What is a function parameter =[] for?

Chris Angelico rosuav at gmail.com
Wed Nov 25 08:50:59 EST 2015


On Wed, Nov 25, 2015 at 11:48 PM, Marko Rauhamaa <marko at pacujo.net> wrote:
> I think "binding" is too fancy a word to be used with conventional
> programming languages like Python. If your programming language has an
> assignment statement, "binding" is even nonsensical. Consider:
>
>    def f(x):
>        x += 1
>        return 2 * x
>
> Now we would have this reduction:
>
>    f(7)
>    =>
>    7 += 1; return 2 * 7
>
> because "x" would be bound to "7" everywhere in the function body.

This is exactly the sort of problem that inevitably happens when you
try to extend mathematics into programming. Most branches of
mathematics are simply looking at pure, eternal statements of truth;
if once you discover (or decide) that x is equal to 7, you can
perfectly substitute one for the other in any context. There is no
chronology - x has always been equal to 7, you just didn't know it
until now. It's possible to write code this way, and there are
benefits to it, but as soon as you have an assignment operator, you're
introducing a whole aspect of chronological truth that math lacks, so
some concepts ARE going to need to be modified.
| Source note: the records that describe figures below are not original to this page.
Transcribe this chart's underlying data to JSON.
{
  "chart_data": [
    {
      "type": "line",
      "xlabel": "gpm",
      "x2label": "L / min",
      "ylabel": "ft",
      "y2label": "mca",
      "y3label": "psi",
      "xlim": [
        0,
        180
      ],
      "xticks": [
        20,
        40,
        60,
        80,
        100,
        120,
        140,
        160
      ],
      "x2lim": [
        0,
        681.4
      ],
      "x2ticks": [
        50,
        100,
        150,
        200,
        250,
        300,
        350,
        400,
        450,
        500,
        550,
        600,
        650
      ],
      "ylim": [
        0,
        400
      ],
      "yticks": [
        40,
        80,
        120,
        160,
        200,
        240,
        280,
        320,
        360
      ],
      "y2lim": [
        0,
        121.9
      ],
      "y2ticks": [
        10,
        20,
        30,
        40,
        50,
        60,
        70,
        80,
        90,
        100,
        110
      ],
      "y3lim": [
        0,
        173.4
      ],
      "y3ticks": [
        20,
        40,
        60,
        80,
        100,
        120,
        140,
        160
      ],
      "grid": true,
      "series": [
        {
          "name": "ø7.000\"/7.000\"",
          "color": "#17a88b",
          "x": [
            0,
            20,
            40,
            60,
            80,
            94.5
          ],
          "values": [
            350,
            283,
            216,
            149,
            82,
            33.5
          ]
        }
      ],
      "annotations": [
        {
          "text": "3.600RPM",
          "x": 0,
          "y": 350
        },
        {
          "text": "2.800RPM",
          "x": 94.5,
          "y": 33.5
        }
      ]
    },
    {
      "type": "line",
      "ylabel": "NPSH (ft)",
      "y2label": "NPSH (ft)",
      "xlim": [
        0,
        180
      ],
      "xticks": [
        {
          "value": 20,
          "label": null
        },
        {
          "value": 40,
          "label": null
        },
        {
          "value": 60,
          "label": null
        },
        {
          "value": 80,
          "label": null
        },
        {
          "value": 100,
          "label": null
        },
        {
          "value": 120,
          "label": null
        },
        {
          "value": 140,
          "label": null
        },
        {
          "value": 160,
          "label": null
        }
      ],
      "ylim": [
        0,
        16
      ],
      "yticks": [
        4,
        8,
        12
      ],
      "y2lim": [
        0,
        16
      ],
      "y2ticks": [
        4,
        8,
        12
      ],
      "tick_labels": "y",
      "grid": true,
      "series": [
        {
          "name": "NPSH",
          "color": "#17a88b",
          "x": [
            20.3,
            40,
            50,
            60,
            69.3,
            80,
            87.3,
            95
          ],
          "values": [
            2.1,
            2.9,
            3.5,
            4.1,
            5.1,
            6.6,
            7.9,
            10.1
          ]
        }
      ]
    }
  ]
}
However, that doesn't stop us from making use of terminology, where
it's helpful. We know from grade school that adding two numbers
together and dividing by 2 gives us the average, or the midpoint
between them. Programming languages introduce the notion of adding two
strings together, and also throw the curve-ball at us that sometimes
the average isn't the same as the perfect mathematical average (due to
rounding or other issues). But we'll still call that operation adding,
and we'll still have avg() functions that do what we broadly expect.